DOSE RESPONSE CURVES (slides 1-23) - MARCH 11TH
Definitions and Concepts
Graded Response: A type of response that can take on a range of values.
Example: Measuring blood pressure can yield various values like 120, 110, or 118.
Applies to various physiological measurements like heart rate and body temperature.
Quantile Response: An all-or-nothing (binary) response.
Example: Conditions such as either being pregnant or not, or being alive or dead. There are no degrees of these responses.
Characteristics of Dose-Response Curves
Graded response vs. Quantile response: Both respond to values similarly, but they differ fundamentally.
Types of Dose-Response Curves:
Comparison of linear dose-response curves vs. logarithmic dose-response curves.
Plateau: A key characteristic of some response curves representing maximum effect.
Efficacy and Potency
Efficacy: A measure of how effectively a drug produces a desired response.
Potency: Refers to the amount of drug needed to produce an effect; inversely related to dose. Lower doses indicate higher potency.
Efficacy vs. Potency:
Sometimes different drugs within the same class will show varied efficacy and potency.
Graph Axes Definitions
X-axis: Typically represents the log of the concentration or dose administered.
Y-axis: Represents the response of measured outcomes (e.g., heart rate, blood pressure, cell death).
Maximum response is often defined in studies based on the data collected.
Sigmoidal Curve Representation
When plotting the log of the concentration, the resulting curve is typically sigmoidal.
Linear Portion of the Curve: Most linear between 16% to 84% of the maximum response. This area is crucial for accurate determination of important values such as ED50 (Effective Dose 50) and LD50 (Lethal Dose 50).

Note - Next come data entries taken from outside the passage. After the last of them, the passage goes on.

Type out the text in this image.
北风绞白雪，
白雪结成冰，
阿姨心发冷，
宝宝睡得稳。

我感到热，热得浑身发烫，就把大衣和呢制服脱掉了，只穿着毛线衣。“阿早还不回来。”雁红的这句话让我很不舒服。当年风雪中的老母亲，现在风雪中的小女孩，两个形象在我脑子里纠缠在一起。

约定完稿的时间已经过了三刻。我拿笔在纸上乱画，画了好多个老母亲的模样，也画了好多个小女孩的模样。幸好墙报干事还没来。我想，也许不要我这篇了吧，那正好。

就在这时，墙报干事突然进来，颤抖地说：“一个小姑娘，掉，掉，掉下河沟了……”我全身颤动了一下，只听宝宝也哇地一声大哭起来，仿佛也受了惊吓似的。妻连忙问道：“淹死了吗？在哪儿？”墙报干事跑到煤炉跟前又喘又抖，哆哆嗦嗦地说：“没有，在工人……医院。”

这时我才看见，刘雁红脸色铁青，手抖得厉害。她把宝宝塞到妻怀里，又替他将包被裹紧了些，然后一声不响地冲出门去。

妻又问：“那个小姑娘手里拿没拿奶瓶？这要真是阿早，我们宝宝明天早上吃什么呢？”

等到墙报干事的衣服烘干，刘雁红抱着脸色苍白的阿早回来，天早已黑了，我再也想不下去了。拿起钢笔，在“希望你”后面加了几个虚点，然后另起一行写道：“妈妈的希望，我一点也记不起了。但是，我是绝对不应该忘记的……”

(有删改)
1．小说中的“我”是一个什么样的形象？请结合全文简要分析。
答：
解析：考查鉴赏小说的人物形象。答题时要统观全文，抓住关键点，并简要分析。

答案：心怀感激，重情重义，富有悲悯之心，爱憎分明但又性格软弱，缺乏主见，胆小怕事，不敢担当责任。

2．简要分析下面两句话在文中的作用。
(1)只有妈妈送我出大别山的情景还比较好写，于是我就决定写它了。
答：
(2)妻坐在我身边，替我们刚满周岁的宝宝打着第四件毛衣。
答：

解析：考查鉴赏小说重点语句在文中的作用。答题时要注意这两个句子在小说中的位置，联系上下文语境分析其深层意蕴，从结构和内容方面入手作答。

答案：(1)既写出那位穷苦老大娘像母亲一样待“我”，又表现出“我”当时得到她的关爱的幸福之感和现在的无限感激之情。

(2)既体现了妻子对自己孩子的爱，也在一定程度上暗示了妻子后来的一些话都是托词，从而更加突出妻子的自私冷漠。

Key Values for Dose-Response Relationships
ED50: The effective dose at which 50% of the maximum response is observed.
LD50: The lethal dose at which 50% of subjects would experience death.
Therapeutic Index: A calculation that compares ED50 and LD50 helping to gauge drug safety.
Drug Responses and Curves
Various drugs can be plotted on a dose-response graph to compare efficacy and potency:
Red Curve: Represents Drug A, serves as a baseline for efficacy.
Blue Curve: Drug B, shifted to the left indicating higher potency than Drug A with a lower ED50.
Green Curve: Drug C is less potent and shows lower efficacy (not reaching max response).
Examples of Drug Comparisons
Analgesics Example:
Fentanyl: Highly potent with typical dosing in micrograms.
Morphine: Less potent than fentanyl, dosed in milligrams.
Codeine: Least potent, dosed at higher milligram levels, also less efficacious.
Calculation of ED50 and Therapeutic Considerations
Determining potent drugs:
Shifts to left indicate increased potency (lower ED50), while shifts right indicate decreased potency.
Understanding EC50 and toxic responses using dose-response graphs can guide drug development.
Agonists, Antagonists and Modulators
Full Agonist: Offers 100% activity at the target receptor.
Partial Agonist: Provides less than 100% activity, can act as competitive antagonists.
Neutral Antagonist: Exhibits no activity on its own but blocks other interventions.
Inverse Agonist: Acts to reduce activity at a receptor, opposite to that of an agonist.
Selectivity vs. Specificity of Drugs
Selectivity: Drug preferentially binds to one receptor type over others with some off-target interactions likely observed.
Example: Cardioselective beta-blockers primarily target beta-1 receptors but can interact with beta-2 receptors.
Specificity: A drug exclusively targets one receptor or process without off-target effects, often rare in practice.
Summary Remarks
Illustrations of dose-response curves play a critical role in pharmacological studies.
Understanding the relationship between drug parameters is essential for predicting therapeutic outcomes.
The role of dose-response curves and linear vs. log representations influences pharmacological and therapeutic investigations significantly.